Because the casino owners have bought several racetracks, the governor would permit them, assuming the state racing commission goes along, to move their track operations. That includes Penn National's venerable harness track in Toledo, Raceway Park, which is bound for the Youngstown area. No percentage in competing with yourself.
Mr. Kasich congratulated himself on his hard-nosed bargaining; some supporters even suggested the governor's tax threat had been a shrewd bluff. But Mr. Gilbert's description of the governor, in a moment of indiscreet candor, as a "speed bump" seemed to suggest how seriously the casino sharpies took him as a negotiating adversary.

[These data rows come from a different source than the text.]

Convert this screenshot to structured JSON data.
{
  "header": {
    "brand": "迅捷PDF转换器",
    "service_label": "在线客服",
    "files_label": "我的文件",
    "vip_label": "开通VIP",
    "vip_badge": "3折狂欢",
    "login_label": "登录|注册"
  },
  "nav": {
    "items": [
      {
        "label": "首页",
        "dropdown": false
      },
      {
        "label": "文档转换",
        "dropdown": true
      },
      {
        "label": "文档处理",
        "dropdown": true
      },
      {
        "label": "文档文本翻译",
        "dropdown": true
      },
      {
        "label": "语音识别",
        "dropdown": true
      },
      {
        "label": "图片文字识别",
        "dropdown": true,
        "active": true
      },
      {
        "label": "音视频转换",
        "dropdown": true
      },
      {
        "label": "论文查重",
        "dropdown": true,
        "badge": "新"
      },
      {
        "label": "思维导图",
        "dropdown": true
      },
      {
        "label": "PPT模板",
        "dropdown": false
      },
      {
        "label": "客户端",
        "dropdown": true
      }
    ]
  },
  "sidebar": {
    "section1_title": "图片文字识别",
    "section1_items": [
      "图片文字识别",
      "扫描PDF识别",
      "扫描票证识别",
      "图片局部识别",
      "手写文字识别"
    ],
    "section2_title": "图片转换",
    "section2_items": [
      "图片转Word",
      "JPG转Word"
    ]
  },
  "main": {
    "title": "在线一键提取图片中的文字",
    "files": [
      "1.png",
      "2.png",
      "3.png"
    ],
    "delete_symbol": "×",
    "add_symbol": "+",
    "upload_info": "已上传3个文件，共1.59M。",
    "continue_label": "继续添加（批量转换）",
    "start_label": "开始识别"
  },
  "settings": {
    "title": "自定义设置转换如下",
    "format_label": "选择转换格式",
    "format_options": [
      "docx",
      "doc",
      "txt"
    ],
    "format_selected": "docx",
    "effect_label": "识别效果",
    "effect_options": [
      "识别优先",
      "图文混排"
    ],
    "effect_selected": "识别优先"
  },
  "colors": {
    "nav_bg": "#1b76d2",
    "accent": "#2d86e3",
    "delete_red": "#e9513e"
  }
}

Any prospect of getting another casino plan on the ballot, one that aims to benefit taxpayers rather than casino owners, seems dead. In the meantime, all Ohioans can do is hold the operators to the promises they've already made.
Elsewhere on this page, former Casino Control Commission member Jerry Chabler asserts that Penn National is fulfilling its commitments to Toledo in such areas as job creation, local hiring, minority contracting, charitable contributions, and working with downtown hotels to boost their occupancy rates. Given Mr. Chabler's previous opposition to casinos in Ohio, his argument is credible.
I still worry that Toledo's casino will suck up dollars that now get spent in other local entertainment venues, restaurants, and bars, instead of attracting a lot of new spending. Penn National's decision to close and move Raceway Park suggests this process of substitution has begun.
But I've also thought that the market for gambling, locally and nationally, would be saturated sooner or later, and that hasn't happened. If Toledo's casino can attract gamblers and tourists and conventions from out of state, as advocates predict, the regional economy stands to reap some benefits.
Casino companies are in business to make as much money as they can, and they're good at it. Nothing wrong with that -- it only would be wrong, and foolish, for us to expect them to be altruists.
At the same time, Ohio taxpayers are under no civic obligation to help the casino companies maximize their profits. Neither are our elected officials.
For better or worse, and probably some of both, casinos are now a permanent presence in Ohio. But Columbus need not work quite so hard to affirm the ancient gambling-industry wisdom that the way to make money in a casino is to own it.
David Kushma is editor of The Blade.